AIE a2z 做得相當完善,基本可以順利完成。 在實驗過程中,可能遇到下列問題。

AXI Interrupt

建立平臺(Platform)時,AXI中斷控制器(axi_intc)沒有連線中斷源。Vitis編譯工程時,會連線HLS設計的IP模組的中斷輸出到AXI中斷控制器(axi_intc)。 如果驗證平臺(Platform)的Block Design時,Vivado會報告下列關於中斷控制器訊息,提示沒有中斷源,可以忽略。

[BD 41-759] The input pins (listed below) are either not connected or do not have a source port, and they don't have a tie-off specified. These pins are tied-off to all 0's to avoid error in Implementation flow.
Please check your design and connect them as needed: 
/axi_intc_0/intr

sys_clk0

Vivado也會對輸入時鐘報告下列時鐘不匹配的訊息。Vivado建立Block Design時,預設的時鐘是100MHz。單板上的實際時鐘是200MHz。選中sys_clk0_0,在屬性中,把它更改為200MHz。
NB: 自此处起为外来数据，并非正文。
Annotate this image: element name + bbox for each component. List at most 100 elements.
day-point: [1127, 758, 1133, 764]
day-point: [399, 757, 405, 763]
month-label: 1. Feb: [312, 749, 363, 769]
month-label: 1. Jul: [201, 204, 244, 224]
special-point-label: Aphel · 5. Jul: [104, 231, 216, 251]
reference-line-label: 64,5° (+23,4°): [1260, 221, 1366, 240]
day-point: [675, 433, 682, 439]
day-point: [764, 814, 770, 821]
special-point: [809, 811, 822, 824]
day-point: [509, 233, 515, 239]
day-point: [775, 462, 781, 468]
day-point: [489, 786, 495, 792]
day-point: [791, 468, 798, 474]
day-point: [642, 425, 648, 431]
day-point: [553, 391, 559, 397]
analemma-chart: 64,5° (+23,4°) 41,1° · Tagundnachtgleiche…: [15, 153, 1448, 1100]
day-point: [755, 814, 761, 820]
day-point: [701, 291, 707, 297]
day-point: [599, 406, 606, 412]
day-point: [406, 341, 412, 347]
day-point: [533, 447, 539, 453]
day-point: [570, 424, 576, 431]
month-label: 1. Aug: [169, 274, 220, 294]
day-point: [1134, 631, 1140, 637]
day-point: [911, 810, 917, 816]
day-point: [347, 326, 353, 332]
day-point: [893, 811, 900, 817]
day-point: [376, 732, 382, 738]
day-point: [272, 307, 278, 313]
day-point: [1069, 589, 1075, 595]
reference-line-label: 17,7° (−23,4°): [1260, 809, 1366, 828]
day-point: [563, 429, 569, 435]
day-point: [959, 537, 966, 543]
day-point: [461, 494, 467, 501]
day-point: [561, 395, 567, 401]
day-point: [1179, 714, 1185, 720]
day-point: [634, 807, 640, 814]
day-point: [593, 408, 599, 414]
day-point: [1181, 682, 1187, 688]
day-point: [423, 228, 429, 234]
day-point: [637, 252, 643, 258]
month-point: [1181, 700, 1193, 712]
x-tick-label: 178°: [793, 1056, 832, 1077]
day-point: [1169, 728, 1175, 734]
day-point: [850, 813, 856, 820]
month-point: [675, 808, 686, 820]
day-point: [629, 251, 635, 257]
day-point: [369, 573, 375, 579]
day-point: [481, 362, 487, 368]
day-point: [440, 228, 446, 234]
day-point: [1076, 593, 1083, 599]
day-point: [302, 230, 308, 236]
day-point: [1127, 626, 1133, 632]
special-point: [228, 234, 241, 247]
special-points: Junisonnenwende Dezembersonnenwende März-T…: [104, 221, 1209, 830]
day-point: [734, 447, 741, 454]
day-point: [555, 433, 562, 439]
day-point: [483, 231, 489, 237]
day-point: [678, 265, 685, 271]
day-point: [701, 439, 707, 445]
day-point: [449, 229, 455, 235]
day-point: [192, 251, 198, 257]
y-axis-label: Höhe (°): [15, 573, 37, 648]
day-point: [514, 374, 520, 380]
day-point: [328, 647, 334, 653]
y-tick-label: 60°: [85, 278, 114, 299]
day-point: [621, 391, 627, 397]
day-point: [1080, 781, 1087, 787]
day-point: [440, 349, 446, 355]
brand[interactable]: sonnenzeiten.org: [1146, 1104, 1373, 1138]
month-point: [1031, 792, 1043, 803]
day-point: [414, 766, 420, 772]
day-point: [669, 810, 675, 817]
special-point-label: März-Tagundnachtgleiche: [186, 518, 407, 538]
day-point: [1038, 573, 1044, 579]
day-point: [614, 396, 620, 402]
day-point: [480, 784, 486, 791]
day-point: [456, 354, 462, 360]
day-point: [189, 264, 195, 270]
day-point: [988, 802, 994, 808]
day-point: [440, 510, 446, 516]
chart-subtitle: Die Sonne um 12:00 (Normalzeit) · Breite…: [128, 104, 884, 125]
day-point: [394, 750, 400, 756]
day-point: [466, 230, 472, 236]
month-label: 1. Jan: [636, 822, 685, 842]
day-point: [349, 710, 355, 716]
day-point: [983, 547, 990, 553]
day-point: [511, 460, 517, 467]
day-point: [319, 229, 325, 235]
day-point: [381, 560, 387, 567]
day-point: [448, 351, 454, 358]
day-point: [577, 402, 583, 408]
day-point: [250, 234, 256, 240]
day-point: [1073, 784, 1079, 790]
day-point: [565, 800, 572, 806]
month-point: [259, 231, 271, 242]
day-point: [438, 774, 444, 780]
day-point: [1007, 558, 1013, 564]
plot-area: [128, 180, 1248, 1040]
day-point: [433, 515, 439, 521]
[xilinx.com:ip:axi_noc:1.0-1] /ps_nocClock frequency of the connected clock (/ps_noc/sys_clk0) is 100.000 MHz while "Input System Clock Frequency" is 200.000 MHz. Please either reconfigure the parameter "Input System Clock Period" of the axi_noc (in DDR Basic tab) or change frequency of the connected clock (CONFIG.FREQ_HZ) within the range of 199920031.987 to 200080032.013 Hz.

AIE license

如果Vitis編譯工程時,報告“AIE license not found”,請申請license。

AIE license not found !
/opt/Xilinx/Vitis/2020.2/aietools/bin/aieir_be: line 96: kill: (-28000) - No such process
ERROR: [aiecompiler 77-753] This application has discovered an exceptional condition from which it cannot recover while executing the following command
  >> aieir_be --time-passes=0  --trace-plio-width=64  --pl-freq=0  --use-real-noc=true  --show-loggers=false  --high-performance=false  --kernel-address-location=false  --target=x86sim --swfifo-threshold=40  --single-mm2s-channel=false  --workdir=./Work  --exit-after=complete  --event-trace-config=  --test-iterations=-1  --stacksize=1024  --platform=/proj/hankf/vck190/vck190_aie_a2z/vitis/base_pfm_vck190_aie_a2z/export/base_pfm_vck190_aie_a2z/base_pfm_vck190_aie_a2z.xpfm  --event-trace-custom-config=  --disable-dma-cmd-alignment=false  --enable-ecc-scrubbing=false  --write-partitioned-file=true  --schemafile=AIEGraphSchema.json  --include="/opt/Xilinx/Vitis/2020.2/aietools/include" --include="/opt/Xilinx/Vitis_HLS/2020.2/include" --include="../" --include="../src" --include="../data" --include="../src/kernels" --device=  --write-unified-data=false  --fastmath=false  --event-trace-advanced-mapping=0  --log-level=1  --enable-reconfig=false  --aiesim-xrt-api=false  --gen-graph-cleanup=false  --use-canonical-net-names=false  --event-trace-port=plio --new-placer=true  --use-phy-shim=true  --xlopt=0  --pre-compile-kernels=false  --validate-only=false  --trace-aiesim-option=0  --aiearch=aie  --mapped-soln-udm=  --optimize-pktids=false  --no-init=false  --num-trace-streams=1  --aie-heat-map=false  --phydevice=  --exec-timed=0  --pl-auto-restart=false  --routed-soln-udm=  --enable-profiling=false  --disable-transform-merge-broadcast=false  --verbose=true  --use-async-rtp-locks=true  --repo-path=  --genArchive=false  --pl-axi-lite=false  --new-router=true  --aie-driver-v1=false  --logcfg-file=  --event-trace-bounding-box=  --enable-reconfig-dma-autostart=false  --heapsize=1024  --logical-arch=  --nodot-graph=false  --shim-constraints=  --disable-dma-autostart=false  --disable-transform-broadcast-split=true  -json ./Work/temp/project.json -sdf-graph /proj/hankf/vck190/vck190_aie_a2z/vitis/simple_application_vck190_aie_a2z/src/project.cpp.

安裝dot

Vitis在編譯過程中,會用到工具dot。如果沒有安裝sudo apt install graphviz,會得到錯誤"sh: 1: dot: not foun"。 在Ubuntu 18.04下,如果有管理員許可權,使用命令“sudo apt install graphviz”能安裝dot。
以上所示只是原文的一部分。